All'indomani del commissariamento dell'ex Ilva, per la prima volta dopo mesi, la premier Giorgia Meloni detta la linea e chiarisce che il polo siderurgico «non sarà nazionalizzato» e che il modello da seguire è quello adottato nel salvataggio di Montepaschi di Siena.

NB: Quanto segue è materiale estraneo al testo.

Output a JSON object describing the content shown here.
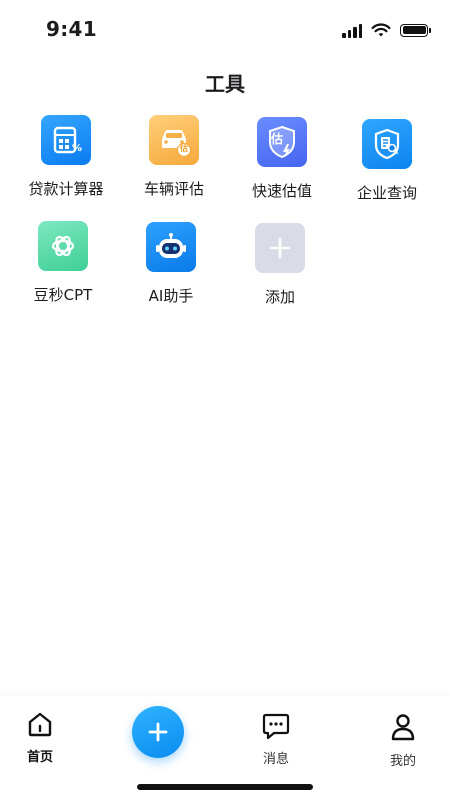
{
  "status_bar": {
    "time": "9:41"
  },
  "page": {
    "title": "工具"
  },
  "tools": [
    {
      "label": "贷款计算器",
      "icon": "calculator-icon",
      "color": "#1a8df5"
    },
    {
      "label": "车辆评估",
      "icon": "car-estimate-icon",
      "color": "#f7b24a"
    },
    {
      "label": "快速估值",
      "icon": "quick-valuation-icon",
      "color": "#5577f5"
    },
    {
      "label": "企业查询",
      "icon": "company-search-icon",
      "color": "#1190f5"
    },
    {
      "label": "豆秒CPT",
      "icon": "openai-knot-icon",
      "color": "#55d9a6"
    },
    {
      "label": "AI助手",
      "icon": "robot-icon",
      "color": "#1a8af0"
    },
    {
      "label": "添加",
      "icon": "plus-icon",
      "color": "#d9dbe6"
    }
  ],
  "badges": {
    "estimate": "估"
  },
  "bottom_nav": {
    "home": "首页",
    "messages": "消息",
    "profile": "我的",
    "add": "add-icon"
  }
}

Per l'ex Ilva «mi piacerebbe fare una cosa simile a quella fatta per Mps», ha detto ieri sera a Porta a Porta spiegando che «per anni lo Stato italiano ci ha messo i soldi in una situazione drammatica poi, a un certo punto, dopo il risanamento, la banca ha ricominciato a fare utili. Adesso lo Stato ha venduto una parte delle sue quote, e quindi i cittadini hanno visto rientrare una parte di quei soldi che avevano speso per salvare al tempo la banca. Piano piano lo Stato uscirà e io vorrei fare a Taranto una cosa che è simile a quella che abbiamo fatto sul Montepaschi Siena: dimostrare che siamo consapevoli della forza che questa azienda può avere». Il salvataggio di Mps avvenne nel 2017. Gli aiuti di Stato in questione furono 5,4 miliardi e servirono per la ricapitalizzazione precauzionale della banca sulla base dell'accordo di massima sul piano di ristrutturazione raggiunto dalla commissaria Margrethe Vestager e dall'allora ministro dell'Economia Pier Carlo Padoan.

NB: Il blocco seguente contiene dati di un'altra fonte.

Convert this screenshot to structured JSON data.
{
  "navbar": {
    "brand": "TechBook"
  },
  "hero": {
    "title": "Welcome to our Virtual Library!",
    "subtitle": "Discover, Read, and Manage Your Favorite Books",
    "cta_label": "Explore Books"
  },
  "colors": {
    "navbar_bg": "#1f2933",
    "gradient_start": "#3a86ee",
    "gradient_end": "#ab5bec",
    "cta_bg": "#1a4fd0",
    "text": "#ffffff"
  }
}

Il contributo da parte dei privati, cioè azionisti e obbligazionisti subordinati, fu di 4,3 miliardi. Dopo anni di difficoltà la banca è stata risanata anche grazie a un nuovo aumento di capitale da 2,5 miliardi a fine 2022 (1,6 miliardi la quota del Mef) e quest'anno è tornata a distribuire dividendi.
Il Tesoro a novembre ha venduto il 25% per 920 milioni e potrebbe tornare sul mercato a stretto giro (la quota restante è del 39,2%).Quanto all'Ilva, l'idea è quella di un impegno finanziario dello Stato che sarà ripagato dal graduale ingresso di soci privati: alla finestra ci sono Arvedi, Duferco, Marcegaglia e Metinvest.